Brundibár, a children's opera based on a play by Aristophanes, was the last work Krása completed before he was arrested by the Nazis on 10 August 1942. Krása was sent to the Theresienstadt ghetto where he reworked Brundibár with the available cast “and scattered salt of staging”, who then performed it 55 times in the camp, with excerpts featured in the propaganda film made for the Red Cross in 1944. While he was interned in the ghetto, Krása was at his most productive, producing a number of chamber works including Tans, Theme with Variations, and Pascaglia and Fugue, although, due to the circumstances, some of these have not survived. He also contributed to the musical culture of Theresienstadt as a pianist, accompanist, and conductor.

==Death==
Along with fellow composers Viktor Ullmann, Pavel Haas and Gideon Klein, Krása was taken to Auschwitz.
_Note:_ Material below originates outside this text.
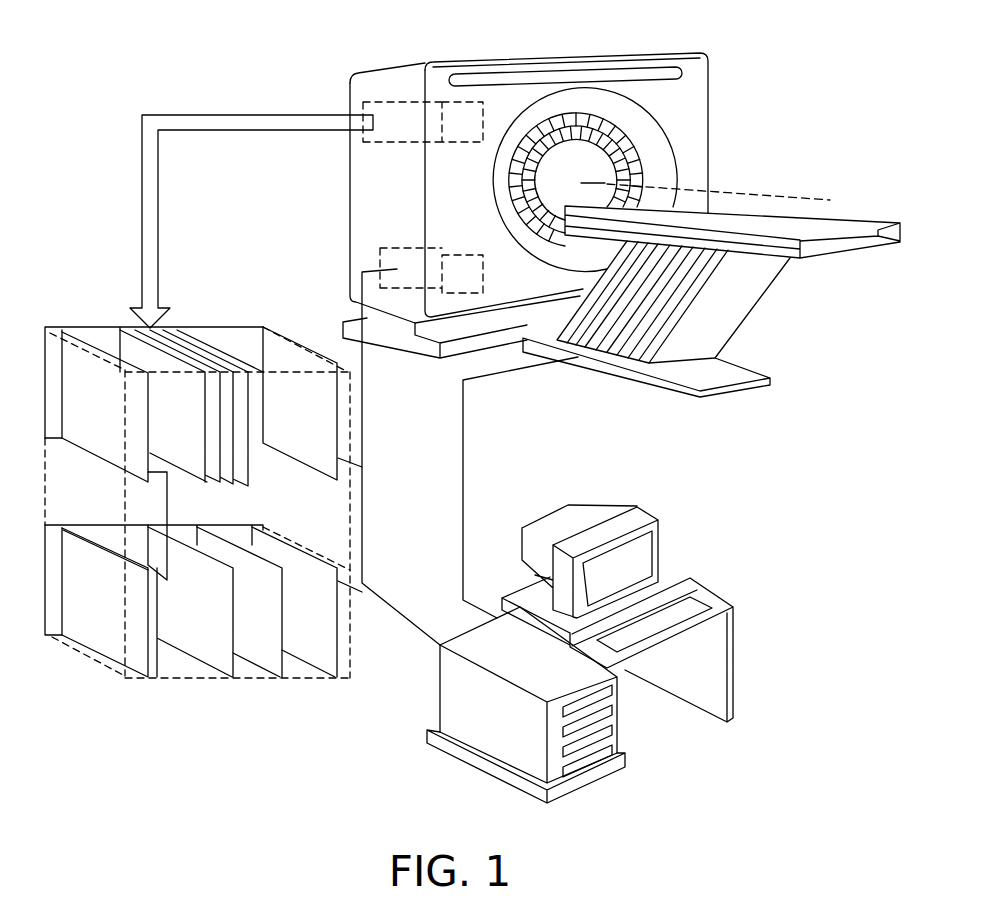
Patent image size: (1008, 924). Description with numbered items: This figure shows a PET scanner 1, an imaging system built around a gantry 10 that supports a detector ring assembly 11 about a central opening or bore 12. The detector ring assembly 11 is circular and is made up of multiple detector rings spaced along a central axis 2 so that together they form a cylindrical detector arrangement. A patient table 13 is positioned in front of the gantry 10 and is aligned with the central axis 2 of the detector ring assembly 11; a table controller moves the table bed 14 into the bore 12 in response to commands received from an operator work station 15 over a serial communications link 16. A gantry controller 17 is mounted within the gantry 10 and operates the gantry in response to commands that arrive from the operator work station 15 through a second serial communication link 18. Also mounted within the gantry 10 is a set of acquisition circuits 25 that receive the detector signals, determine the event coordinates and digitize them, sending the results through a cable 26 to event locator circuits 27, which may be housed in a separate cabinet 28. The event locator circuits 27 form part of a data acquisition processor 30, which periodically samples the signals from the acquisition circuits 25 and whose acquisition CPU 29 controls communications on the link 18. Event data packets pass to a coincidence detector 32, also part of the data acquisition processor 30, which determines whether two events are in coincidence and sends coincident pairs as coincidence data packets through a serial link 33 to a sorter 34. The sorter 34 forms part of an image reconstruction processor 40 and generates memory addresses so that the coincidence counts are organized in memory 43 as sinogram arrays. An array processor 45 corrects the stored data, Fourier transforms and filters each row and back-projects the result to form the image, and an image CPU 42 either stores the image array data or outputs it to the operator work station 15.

He was murdered on 17 October 1944.

==Works==
- 4 Orchesterlieder, Op. 1 (1920) (text by Christian Morgenstern)
- String Quartet, Op. 2 (1921)
- Symphonie für kleines Orchester (1923)
- 5 Lieder, Op. 4, for voice and piano (1925) (text by Rainer Maria Rilke, Catullus, Christian Morgenstern)
- Verlobung im Traum (Betrothal in a Dream) (1928–30), opera in two acts after the novel Uncle's Dream by Feodor Dostoyevsky
- Die Erde ist des Herrn (The Earth is the Lord's) (1931), cantata for soloists, chorus and orchestra.
- Kammermusik for harpsichord and seven instruments (1936)
- Theme and Variations for string quartet (1936)
- Brundibár (1938–43), symbolic anti-Nazi opera
- Three Songs for baritone, clarinet, viola and cello (1943) (text by Arthur Rimbaud)
- Overture for small orchestra (1943)
- Tanec, dance for string trio (1944)
- Passacaglia and Fugue for string trio (1944)

== Recordings ==
His Three Songs after poems by Arthur Rimbaud, Čtyřverší, Vzrušení and Přátelé, sung by Christian Gerhaher, appear on the CD Terezín - Theresienstadt initiated by Anne Sofie von Otter, Deutsche Grammophon, 2007.

His String Quartet appears on Pavel Haas and Hans Krása: String Quartets, performed by the Hawthorne String Quartet as part of the Decca series, Entartete Musik, label: Decca 440 853–2. As part of the same series his opera Verlobung im Traum (Betrothal in a Dream) and Symphonie appeared in recordings by the Deutsches Symphonie-Orchester Berlin conducted by Lothar Zagrosek and Vladimir Ashkenazy respectively, label: Decca 455 587–2.